ケガで初の一軍登録抹消、結婚で女性ファン激減
当然、そんな異常なアイドル人気を誇る若大将を面白く思わない人たちも出てくる。主に巨人V9をリアルタイムで目撃し、現役時代のONに熱中した中年のおじさんたちである。彼らがメイン読者層の週刊誌では、徹底的に原叩きを繰り返す日々。つまり、チャラチャラした「最近の若者の象徴」4番原を叩けば雑誌が売れたわけだ。「週刊現代」86年9月6日号では、「打てば負け打たねば勝つチームの“貧乏神”巨人史上最低4番打者・原辰徳にファンベンチ罵声」の見出しで「“4番目の打者”原辰徳がいつ“4番打者”になってくれるのかと。巨人には記憶の人=N、記録の人=Oがいます。現状では、原クンは“記憶にも記録にも残らない人”ですもの」とまで辛辣に書かれている。比較対象は常に過去の偉大なノスタルジー。もはや転職して去った敏腕営業マンの残像を追う部長の若手社員イジメのような、むちゃくちゃな要求だ。並の精神力と覚悟なら、やってられるかと投げ出して野球を辞めていると思う。
気が付けば、巨人不振の全責任を背負わされ、追い打ちをかけるようにプロ6年目の86年シーズン終盤、自己最多の36号アーチを放った広島戦の9回裏二死1塁、炎のストッパー津田恒実の剛速球をファウルした直後に古傷の左手首に激痛が走り退場。左手有鉤骨骨折で初の一軍登録抹消をされてしまう。バットを振れるようになるまで3カ月以上を要する重症で不要論が囁かれ、王貞治監督からは厳しい檄が飛び、さらに電撃結婚で女性ファンも激減。オフにはロッテの三冠王・落合博満の巨人トレード話が連日報じられ、球界の主役の座は高卒新人記録の31本塁打を放った“新人類”清原和博に奪われた。まだ28歳にして半端ない窓際感。そんな逆風にさらされる悲運の4番サード原辰徳に熱狂したのが、ONの現役時代をリアルタイムで知らない当時の少年ファンである。
終わらない歌を鳴り響かせるホームランアーティスト
周りの大人たちが「またチャンスでポップフライかよ」とディスる背番号8に対し、まるで自分が馬鹿にされたかのような悔しさを覚え、「俺たちがタツノリを応援しないでどうするんだ」なんてわけの分からない使命感に後押しされ、テレビの前で絶叫。悔しさと蒲焼さん太郎を噛みしめながら、リモコン片手に半泣き。すると、不思議なことに原は89年日本シリーズ第5戦での起死回生の満塁弾、92年神宮球場での怒りのバット投げアーチと度々土壇場で劇的な一発を放つ。30代になると左翼コンバートに加え、アキレス腱痛を抱えて故障も増えたが、もう終わったと言われる度に、終わらない歌を鳴り響かせるホームランアーティスト。あの頃のタツノリにはある種の儚さと切なさがあった。完全が求められる巨人4番において、その不完全なアイドル性に少年ファンは魅せられたのである。
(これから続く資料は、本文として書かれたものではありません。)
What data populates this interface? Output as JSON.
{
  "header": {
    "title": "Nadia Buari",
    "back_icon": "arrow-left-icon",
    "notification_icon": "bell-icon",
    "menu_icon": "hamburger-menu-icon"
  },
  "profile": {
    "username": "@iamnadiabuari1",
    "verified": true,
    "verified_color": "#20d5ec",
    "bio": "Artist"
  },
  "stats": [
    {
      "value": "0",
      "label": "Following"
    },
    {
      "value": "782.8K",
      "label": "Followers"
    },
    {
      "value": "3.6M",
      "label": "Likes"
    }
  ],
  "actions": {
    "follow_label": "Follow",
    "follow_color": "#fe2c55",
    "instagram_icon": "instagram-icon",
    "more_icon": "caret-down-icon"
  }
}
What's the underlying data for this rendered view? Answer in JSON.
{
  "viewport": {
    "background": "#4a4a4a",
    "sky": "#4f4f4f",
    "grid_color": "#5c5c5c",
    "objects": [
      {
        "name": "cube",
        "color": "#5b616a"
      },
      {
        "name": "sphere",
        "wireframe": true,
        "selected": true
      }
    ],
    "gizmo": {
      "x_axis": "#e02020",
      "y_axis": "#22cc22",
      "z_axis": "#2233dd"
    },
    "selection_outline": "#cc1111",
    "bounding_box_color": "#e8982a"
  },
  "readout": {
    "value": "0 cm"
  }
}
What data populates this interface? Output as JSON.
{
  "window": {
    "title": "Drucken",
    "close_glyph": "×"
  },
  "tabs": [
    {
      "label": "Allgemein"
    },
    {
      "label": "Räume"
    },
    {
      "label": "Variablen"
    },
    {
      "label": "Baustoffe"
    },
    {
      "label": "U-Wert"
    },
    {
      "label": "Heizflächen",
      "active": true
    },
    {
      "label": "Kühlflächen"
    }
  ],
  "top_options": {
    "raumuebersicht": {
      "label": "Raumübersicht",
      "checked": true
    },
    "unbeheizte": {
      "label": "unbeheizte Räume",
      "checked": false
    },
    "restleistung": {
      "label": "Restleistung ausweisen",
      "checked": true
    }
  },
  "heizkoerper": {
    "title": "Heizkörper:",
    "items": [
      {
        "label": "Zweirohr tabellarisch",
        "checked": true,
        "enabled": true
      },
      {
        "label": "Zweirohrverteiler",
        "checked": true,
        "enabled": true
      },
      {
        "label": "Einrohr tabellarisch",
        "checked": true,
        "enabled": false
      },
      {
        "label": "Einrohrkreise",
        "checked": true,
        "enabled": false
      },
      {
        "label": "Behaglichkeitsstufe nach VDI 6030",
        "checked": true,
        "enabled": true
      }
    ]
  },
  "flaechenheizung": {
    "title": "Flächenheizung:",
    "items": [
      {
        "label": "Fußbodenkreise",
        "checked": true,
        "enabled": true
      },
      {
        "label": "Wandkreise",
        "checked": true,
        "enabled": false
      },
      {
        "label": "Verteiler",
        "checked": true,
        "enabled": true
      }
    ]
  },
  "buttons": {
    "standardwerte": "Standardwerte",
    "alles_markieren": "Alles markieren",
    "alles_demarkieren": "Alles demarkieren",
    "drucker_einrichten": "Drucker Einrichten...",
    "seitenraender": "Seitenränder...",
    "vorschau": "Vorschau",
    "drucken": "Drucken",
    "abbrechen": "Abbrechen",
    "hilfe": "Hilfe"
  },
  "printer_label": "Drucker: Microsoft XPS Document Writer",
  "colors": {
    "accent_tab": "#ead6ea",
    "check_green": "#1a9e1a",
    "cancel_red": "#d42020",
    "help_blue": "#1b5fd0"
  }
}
だが、長嶋茂雄が監督復帰した93年に背番号8の入団以来12年連続の20本塁打が途切れ、巨人はゴールデンルーキー松井秀喜の「4番1000日計画」と、導入されたばかりのFA大型補強時代へと突入していく。そして、落合博満のFA移籍で4番の座を追われた原は、1995(平成7)年に「最後の1年」を迎えることになるわけだ。